The best marketing strategy is probably the simplest marketing strategy. So how do you scale up marketing efforts in the real world? You do one experiment at a time and then you scale up. It really is that simple. Once you've done that and it works well and you scaled it up and that's the key, you've scaled it up. You're getting it to a place where it's doing well enough.
Then you explore other marketing channels and experiments until then you stick with that one channel. If you can't make that channel work, then you can skip to another channel. But once you find that one that works somewhat well, not just focus on it, but scale it up.
Your primary focus when you're starting out should be perfecting your offer. If an offer works well in one channel, chances are you can scale to other channels, especially with paid ads. If an offer is failing repeatedly everywhere and you're testing it you don't want to try to scale it up. You need to iterate until you find an angle that your audience resonates with.

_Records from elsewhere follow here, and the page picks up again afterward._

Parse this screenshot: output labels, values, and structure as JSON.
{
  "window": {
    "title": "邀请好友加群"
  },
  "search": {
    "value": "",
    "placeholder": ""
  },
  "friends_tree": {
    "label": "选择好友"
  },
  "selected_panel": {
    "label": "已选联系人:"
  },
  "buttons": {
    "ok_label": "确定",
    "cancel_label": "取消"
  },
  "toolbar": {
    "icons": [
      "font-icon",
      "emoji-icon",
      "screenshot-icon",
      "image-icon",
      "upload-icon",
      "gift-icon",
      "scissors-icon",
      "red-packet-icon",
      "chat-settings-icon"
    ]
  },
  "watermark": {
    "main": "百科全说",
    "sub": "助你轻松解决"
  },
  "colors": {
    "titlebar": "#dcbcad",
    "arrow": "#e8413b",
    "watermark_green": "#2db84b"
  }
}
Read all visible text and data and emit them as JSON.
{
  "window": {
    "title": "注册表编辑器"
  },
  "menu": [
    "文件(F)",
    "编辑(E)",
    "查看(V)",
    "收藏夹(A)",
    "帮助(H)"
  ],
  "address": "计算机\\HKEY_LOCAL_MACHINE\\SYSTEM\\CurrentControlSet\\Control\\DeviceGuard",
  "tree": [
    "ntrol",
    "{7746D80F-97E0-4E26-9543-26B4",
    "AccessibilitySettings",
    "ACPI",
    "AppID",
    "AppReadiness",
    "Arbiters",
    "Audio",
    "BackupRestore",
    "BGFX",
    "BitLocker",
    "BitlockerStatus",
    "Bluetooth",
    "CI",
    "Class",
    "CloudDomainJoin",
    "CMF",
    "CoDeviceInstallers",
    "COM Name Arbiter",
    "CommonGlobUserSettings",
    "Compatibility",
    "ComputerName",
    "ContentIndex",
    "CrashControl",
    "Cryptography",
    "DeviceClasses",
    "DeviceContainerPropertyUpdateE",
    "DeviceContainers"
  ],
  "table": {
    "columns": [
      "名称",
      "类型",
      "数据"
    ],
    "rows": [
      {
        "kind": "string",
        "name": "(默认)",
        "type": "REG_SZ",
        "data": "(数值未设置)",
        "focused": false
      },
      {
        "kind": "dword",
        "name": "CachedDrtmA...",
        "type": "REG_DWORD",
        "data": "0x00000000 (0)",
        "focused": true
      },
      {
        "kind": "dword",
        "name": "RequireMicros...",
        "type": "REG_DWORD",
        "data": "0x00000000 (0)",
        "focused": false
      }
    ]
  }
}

And that's the mistake people make. They believe, oh, I'm selling shoes, I'm selling watches. Let me just scale things up and get it going. How do you know people like your product?

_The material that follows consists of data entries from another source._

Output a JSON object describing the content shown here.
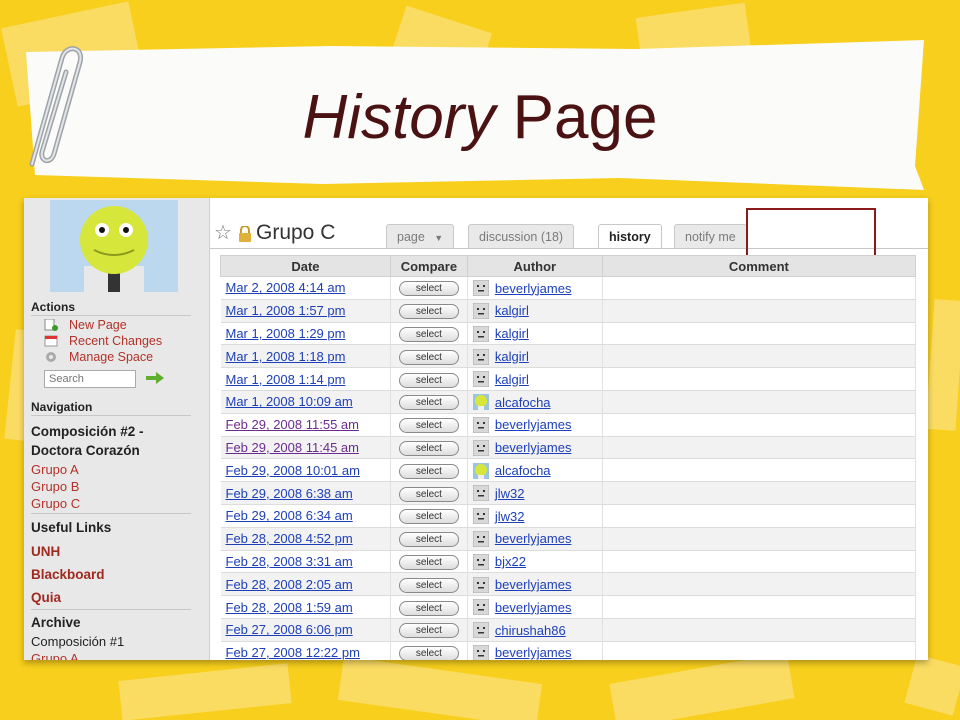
{
  "slide": {
    "title_italic": "History",
    "title_rest": "Page"
  },
  "sidebar": {
    "actions_heading": "Actions",
    "actions": [
      "New Page",
      "Recent Changes",
      "Manage Space"
    ],
    "search_placeholder": "Search",
    "navigation_heading": "Navigation",
    "nav_title_line1": "Composición #2 -",
    "nav_title_line2": "Doctora Corazón",
    "nav_groups": [
      "Grupo A",
      "Grupo B",
      "Grupo C"
    ],
    "useful_links_heading": "Useful Links",
    "useful_links": [
      "UNH",
      "Blackboard",
      "Quia"
    ],
    "archive_heading": "Archive",
    "archive_items": [
      "Composición #1",
      "Grupo A"
    ]
  },
  "page": {
    "title": "Grupo C",
    "tabs": [
      "page",
      "discussion (18)",
      "history",
      "notify me"
    ],
    "active_tab": "history"
  },
  "history_table": {
    "columns": [
      "Date",
      "Compare",
      "Author",
      "Comment"
    ],
    "select_label": "select",
    "rows": [
      {
        "date": "Mar 2, 2008 4:14 am",
        "author": "beverlyjames",
        "photo": false
      },
      {
        "date": "Mar 1, 2008 1:57 pm",
        "author": "kalgirl",
        "photo": false
      },
      {
        "date": "Mar 1, 2008 1:29 pm",
        "author": "kalgirl",
        "photo": false
      },
      {
        "date": "Mar 1, 2008 1:18 pm",
        "author": "kalgirl",
        "photo": false
      },
      {
        "date": "Mar 1, 2008 1:14 pm",
        "author": "kalgirl",
        "photo": false
      },
      {
        "date": "Mar 1, 2008 10:09 am",
        "author": "alcafocha",
        "photo": true
      },
      {
        "date": "Feb 29, 2008 11:55 am",
        "author": "beverlyjames",
        "photo": false
      },
      {
        "date": "Feb 29, 2008 11:45 am",
        "author": "beverlyjames",
        "photo": false
      },
      {
        "date": "Feb 29, 2008 10:01 am",
        "author": "alcafocha",
        "photo": true
      },
      {
        "date": "Feb 29, 2008 6:38 am",
        "author": "jlw32",
        "photo": false
      },
      {
        "date": "Feb 29, 2008 6:34 am",
        "author": "jlw32",
        "photo": false
      },
      {
        "date": "Feb 28, 2008 4:52 pm",
        "author": "beverlyjames",
        "photo": false
      },
      {
        "date": "Feb 28, 2008 3:31 am",
        "author": "bjx22",
        "photo": false
      },
      {
        "date": "Feb 28, 2008 2:05 am",
        "author": "beverlyjames",
        "photo": false
      },
      {
        "date": "Feb 28, 2008 1:59 am",
        "author": "beverlyjames",
        "photo": false
      },
      {
        "date": "Feb 27, 2008 6:06 pm",
        "author": "chirushah86",
        "photo": false
      },
      {
        "date": "Feb 27, 2008 12:22 pm",
        "author": "beverlyjames",
        "photo": false
      }
    ]
  }
}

Well, let's say they do like your product, or even if they like your service, how do you know your messaging resonates with them? How do you know that they like your checkout flow? How do you know that they understand what your product or service looks like by the images or through case studies or testimonials? You got to actually iterate your offer and make you convert before you scale up the marketing.
And that's why when you're starting off, you should focus on one channel and get it going. If you're not sure which channel to focus on first, I highly recommend starting off with paid ads. I'm not saying you need tons of money. I'm not saying you should spend thousands of dollars a week or a month.

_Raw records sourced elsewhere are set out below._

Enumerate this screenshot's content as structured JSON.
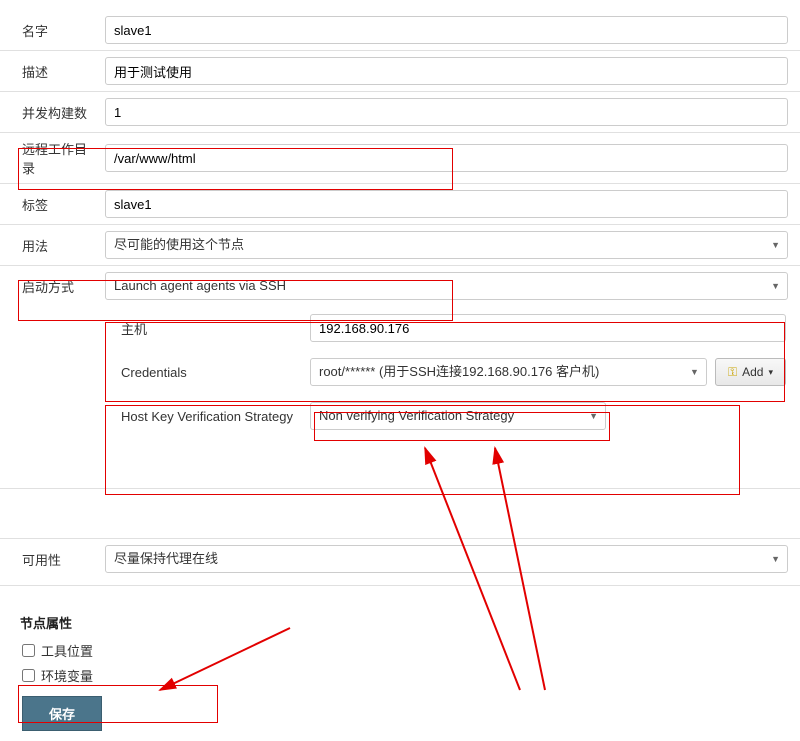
{
  "labels": {
    "name": "名字",
    "desc": "描述",
    "executors": "并发构建数",
    "remoteRoot": "远程工作目录",
    "tags": "标签",
    "usage": "用法",
    "launchMethod": "启动方式",
    "availability": "可用性",
    "host": "主机",
    "credentials": "Credentials",
    "hostKeyStrategy": "Host Key Verification Strategy"
  },
  "values": {
    "name": "slave1",
    "desc": "用于测试使用",
    "executors": "1",
    "remoteRoot": "/var/www/html",
    "tags": "slave1",
    "usage": "尽可能的使用这个节点",
    "launchMethod": "Launch agent agents via SSH",
    "host": "192.168.90.176",
    "credentials": "root/****** (用于SSH连接192.168.90.176 客户机)",
    "hostKeyStrategy": "Non verifying Verification Strategy",
    "availability": "尽量保持代理在线"
  },
  "nodeProps": {
    "heading": "节点属性",
    "toolLocations": "工具位置",
    "envVars": "环境变量"
  },
  "buttons": {
    "add": "Add",
    "save": "保存"
  }
}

Paid ads will give you really quick insights. If you can actually drive conversions. It may not be profitable at first, and that's okay, but if you know it converts, you're good to go and then you can figure out what marketing channel works best for you. See if you start with SEO on a brand new website, you won't know for six months how you're performing and you're not even going to be ranked number one in most cases within six months.
But if you do paid ads, you'll get a rough understanding if your copy your product, your service resonates with your audience. And that's the important part. And that's the part that most people forget in marketing when they're starting off. And that's what I want you to focus on early on. Yeah, you may not consider that marketing, but it's important because without that marketing doesn't really work. And once you figure that out, just pick one channel, scale it up and then go add the next.